Arty dusted himself off and looked down again. The tide was beginning to roll in and splash among the rocks. He used to like to sit down there and watch the crabs scurry around and he hoped that the Nightwitch was smashed, and the little crabs were having a ball as they chewed into and ate up all the witch parts, but he’d heard the conversation and he wanted to be ready when it came back.
“ Carolina, I need the rest of the shells,” he said.
She eased herself out of her father’s embrace and opened her backpack. “Come on out girl,” she said. The ferret jumped onto her shoulder and nuzzled her ear. She handed Arty the backpack without a word, then pulled Sheila off her shoulder and hugged her to her chest.
John, Sarah and Harry Lightfoot watched as Arty fished the shells out of the bottom of the pack and started jacking them into the side of the shotgun, like he’d been doing it all his life. The gun was too big for the boy. The boy was too young for the job. But he was doing it just the same.
“ The locket is under the ferret’s nametag,” he said to the adults. “If the Nightwitch finds out, I think it’ll kill me and Carolina, but I’m not gonna let it.”
“ It’ll take more than silver dimes to kill it,” Harry said.
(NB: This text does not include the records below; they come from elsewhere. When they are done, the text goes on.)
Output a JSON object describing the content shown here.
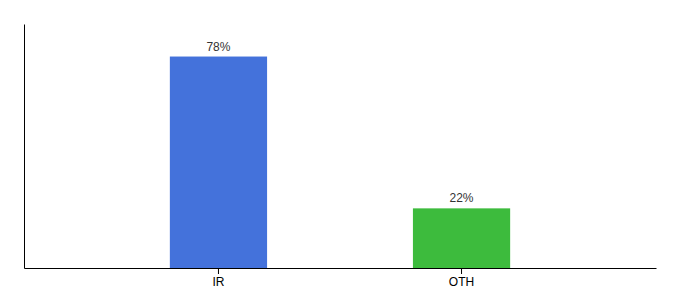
{
  "chart_data": {
    "type": "bar",
    "categories": [
      "IR",
      "OTH"
    ],
    "values": [
      78,
      22
    ],
    "value_labels": [
      "78%",
      "22%"
    ],
    "colors": [
      "#4472db",
      "#3dbb3d"
    ],
    "ylim": [
      0,
      90
    ],
    "data_labels": true,
    "tick_labels": "x",
    "grid": false
  }
}
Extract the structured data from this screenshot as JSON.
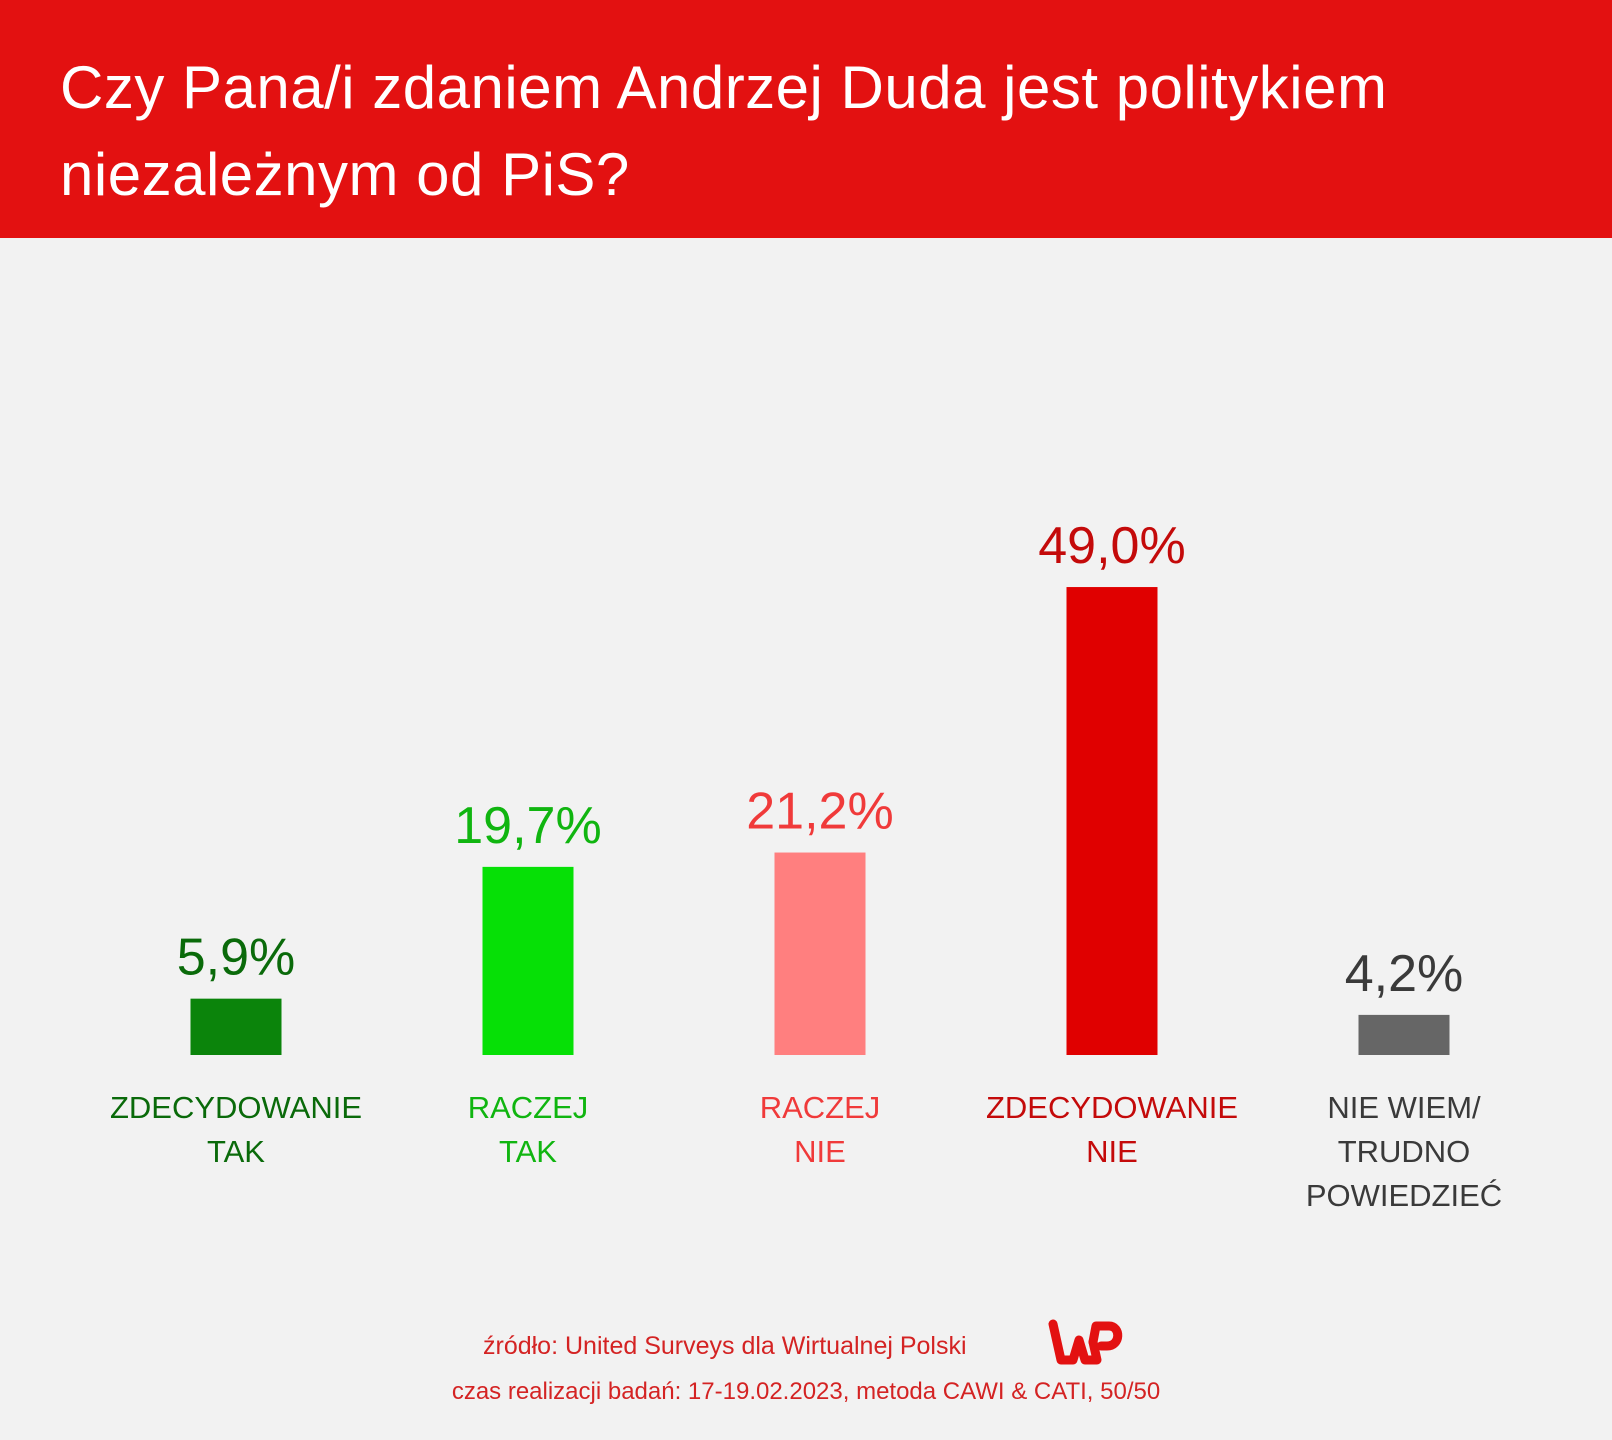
{
  "header": {
    "title": "Czy Pana/i zdaniem Andrzej Duda jest politykiem niezależnym od PiS?"
  },
  "chart_data": {
    "type": "bar",
    "title": "Czy Pana/i zdaniem Andrzej Duda jest politykiem niezależnym od PiS?",
    "xlabel": "",
    "ylabel": "",
    "grid": false,
    "legend": "none",
    "ylim": [
      0,
      100
    ],
    "categories": [
      [
        "ZDECYDOWANIE",
        "TAK"
      ],
      [
        "RACZEJ",
        "TAK"
      ],
      [
        "RACZEJ",
        "NIE"
      ],
      [
        "ZDECYDOWANIE",
        "NIE"
      ],
      [
        "NIE WIEM/",
        "TRUDNO",
        "POWIEDZIEĆ"
      ]
    ],
    "values": [
      5.9,
      19.7,
      21.2,
      49.0,
      4.2
    ],
    "value_labels": [
      "5,9%",
      "19,7%",
      "21,2%",
      "49,0%",
      "4,2%"
    ],
    "bar_colors": [
      "#0b840b",
      "#06e006",
      "#ff7f7f",
      "#e00000",
      "#666666"
    ],
    "label_colors": [
      "#0a6a0a",
      "#10b510",
      "#f03a3a",
      "#c40a0a",
      "#3a3a3a"
    ]
  },
  "footer": {
    "source": "źródło: United Surveys dla Wirtualnej Polski",
    "methodology": "czas realizacji badań: 17-19.02.2023, metoda CAWI & CATI, 50/50",
    "logo_text": "WP",
    "logo_color": "#e31111"
  },
  "colors": {
    "header_background": "#e31111",
    "page_background": "#f2f2f2",
    "title_text": "#ffffff",
    "footer_text": "#d42323"
  }
}
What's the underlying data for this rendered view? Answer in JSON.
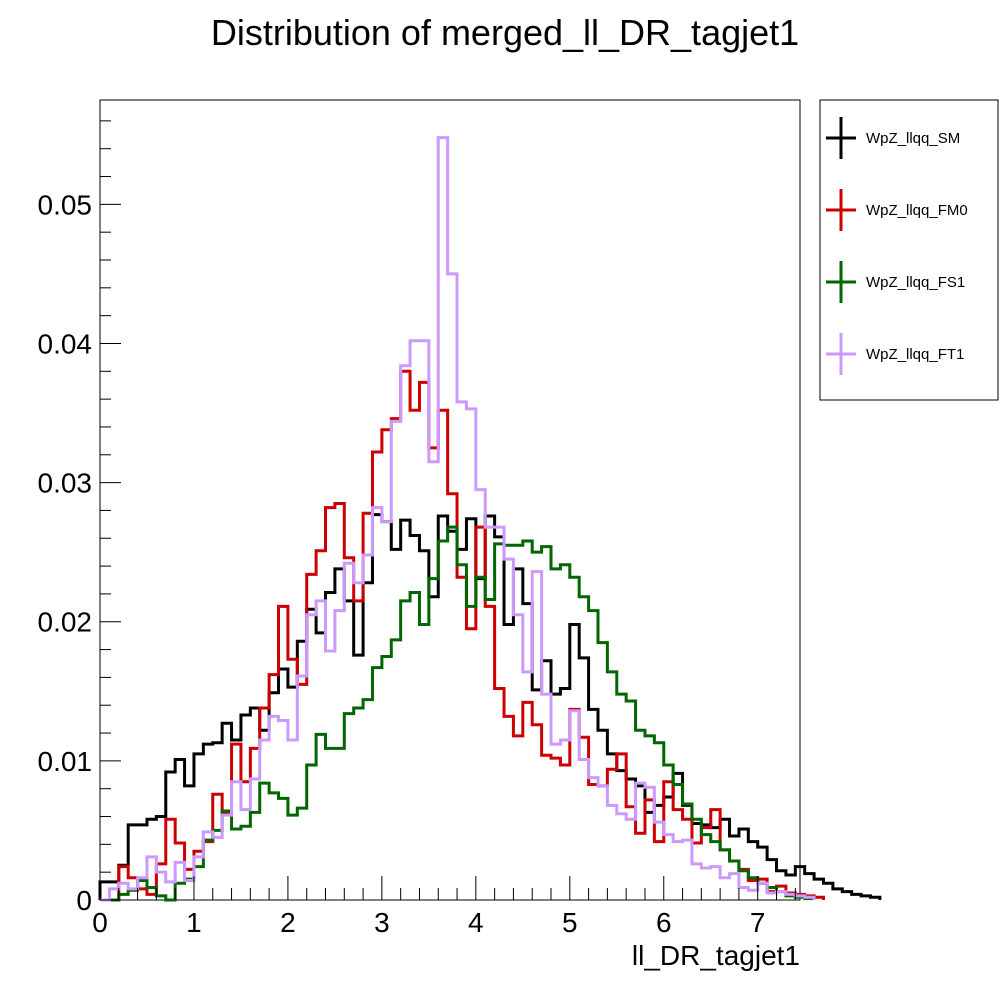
{
  "chart_data": {
    "type": "histogram-step",
    "title": "Distribution of merged_ll_DR_tagjet1",
    "xlabel": "ll_DR_tagjet1",
    "ylabel": "",
    "xlim": [
      0,
      7.45
    ],
    "ylim": [
      0,
      0.0575
    ],
    "bin_width": 0.1,
    "x_ticks": [
      0,
      1,
      2,
      3,
      4,
      5,
      6,
      7
    ],
    "y_ticks": [
      0,
      0.01,
      0.02,
      0.03,
      0.04,
      0.05
    ],
    "x_tick_labels": [
      "0",
      "1",
      "2",
      "3",
      "4",
      "5",
      "6",
      "7"
    ],
    "y_tick_labels": [
      "0",
      "0.01",
      "0.02",
      "0.03",
      "0.04",
      "0.05"
    ],
    "grid": false,
    "legend_position": "right-outside-top",
    "series": [
      {
        "name": "WpZ_llqq_SM",
        "color": "#000000",
        "values": [
          0.0013,
          0.0013,
          0.0025,
          0.0054,
          0.0054,
          0.0058,
          0.006,
          0.0092,
          0.0101,
          0.0082,
          0.0105,
          0.0112,
          0.0113,
          0.0127,
          0.0115,
          0.0133,
          0.0138,
          0.0122,
          0.0149,
          0.0166,
          0.0153,
          0.0186,
          0.0209,
          0.0192,
          0.0221,
          0.0238,
          0.0215,
          0.0176,
          0.0228,
          0.0277,
          0.0272,
          0.0252,
          0.0273,
          0.0262,
          0.0251,
          0.0218,
          0.0276,
          0.0265,
          0.0252,
          0.0274,
          0.0231,
          0.0276,
          0.0261,
          0.0198,
          0.0238,
          0.0213,
          0.0151,
          0.0172,
          0.0148,
          0.0152,
          0.0198,
          0.0174,
          0.0137,
          0.0122,
          0.0105,
          0.0093,
          0.0087,
          0.0082,
          0.0063,
          0.0068,
          0.0074,
          0.0091,
          0.0068,
          0.0055,
          0.0054,
          0.0052,
          0.0058,
          0.0046,
          0.0051,
          0.0042,
          0.0038,
          0.0029,
          0.0021,
          0.0018,
          0.0024,
          0.0019,
          0.0015,
          0.0012,
          0.0008,
          0.0006,
          0.0004,
          0.0003,
          0.0002
        ]
      },
      {
        "name": "WpZ_llqq_FM0",
        "color": "#cc0000",
        "values": [
          0.0,
          0.0,
          0.0024,
          0.0016,
          0.0008,
          0.0004,
          0.0026,
          0.0058,
          0.0041,
          0.0022,
          0.0035,
          0.0042,
          0.0076,
          0.0062,
          0.0112,
          0.0085,
          0.0109,
          0.0138,
          0.0162,
          0.0211,
          0.0173,
          0.0155,
          0.0234,
          0.0251,
          0.0282,
          0.0285,
          0.0246,
          0.0215,
          0.0278,
          0.0322,
          0.0338,
          0.0346,
          0.038,
          0.0352,
          0.0372,
          0.0325,
          0.0352,
          0.0292,
          0.0232,
          0.0195,
          0.0268,
          0.0211,
          0.0152,
          0.0132,
          0.0118,
          0.0142,
          0.0126,
          0.0104,
          0.0102,
          0.0097,
          0.0137,
          0.0117,
          0.0083,
          0.0082,
          0.0094,
          0.0105,
          0.0067,
          0.0048,
          0.0072,
          0.0042,
          0.0085,
          0.0065,
          0.0058,
          0.0041,
          0.0052,
          0.0065,
          0.0036,
          0.0028,
          0.0022,
          0.0014,
          0.0015,
          0.0006,
          0.001,
          0.0005,
          0.0004,
          0.0003,
          0.0002
        ]
      },
      {
        "name": "WpZ_llqq_FS1",
        "color": "#006600",
        "values": [
          0.0,
          0.0,
          0.0004,
          0.0007,
          0.0014,
          0.0009,
          0.0003,
          0.0,
          0.0012,
          0.0015,
          0.0024,
          0.0043,
          0.005,
          0.0064,
          0.0051,
          0.0053,
          0.0063,
          0.0084,
          0.0077,
          0.0073,
          0.0061,
          0.0066,
          0.0097,
          0.0119,
          0.0109,
          0.0109,
          0.0134,
          0.0138,
          0.0144,
          0.0167,
          0.0175,
          0.0187,
          0.0215,
          0.0221,
          0.0198,
          0.0231,
          0.0258,
          0.0268,
          0.0241,
          0.0211,
          0.0232,
          0.0216,
          0.0256,
          0.0255,
          0.0255,
          0.0258,
          0.025,
          0.0254,
          0.0238,
          0.0241,
          0.0232,
          0.0218,
          0.0208,
          0.0185,
          0.0164,
          0.0148,
          0.0143,
          0.0122,
          0.0118,
          0.0113,
          0.0097,
          0.0083,
          0.0069,
          0.0058,
          0.0047,
          0.0042,
          0.0036,
          0.0028,
          0.0021,
          0.0016,
          0.0012,
          0.0009,
          0.0006,
          0.0003,
          0.0002,
          0.0001
        ]
      },
      {
        "name": "WpZ_llqq_FT1",
        "color": "#cc99ff",
        "values": [
          0.0,
          0.0008,
          0.0012,
          0.0008,
          0.0016,
          0.0031,
          0.002,
          0.0013,
          0.0027,
          0.0014,
          0.0031,
          0.0049,
          0.0045,
          0.0061,
          0.0085,
          0.0065,
          0.0087,
          0.0115,
          0.0132,
          0.0129,
          0.0115,
          0.0161,
          0.0205,
          0.0215,
          0.0179,
          0.0208,
          0.0242,
          0.0228,
          0.0248,
          0.0282,
          0.0272,
          0.0344,
          0.0384,
          0.0402,
          0.0402,
          0.0315,
          0.0548,
          0.045,
          0.0358,
          0.0353,
          0.0295,
          0.0268,
          0.0268,
          0.0245,
          0.0205,
          0.0164,
          0.0236,
          0.0148,
          0.0112,
          0.0115,
          0.0136,
          0.0101,
          0.0088,
          0.0082,
          0.0068,
          0.0062,
          0.0058,
          0.0084,
          0.0081,
          0.0056,
          0.0047,
          0.0042,
          0.0043,
          0.0026,
          0.0023,
          0.0024,
          0.0016,
          0.0019,
          0.0009,
          0.0007,
          0.0012,
          0.0005,
          0.0006,
          0.0004,
          0.0003,
          0.0002
        ]
      }
    ]
  }
}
“ You knew I took the other rolls?”
“ I knew,” Harry said.
“ He’s right,” Carolina’s father said, and Arty saw the man screw his face up with pain. He was hurting and Harry Lightfoot was, too. Blood covered Harry’s chest and stomach and he had a bloody gash on the right side of his face. It didn’t look like he could open his right eye, and he wheezed when he talked. These men would not be able to help anymore. It was up to him now.
“ I know where the skin is,” he said, shoving the last shell home.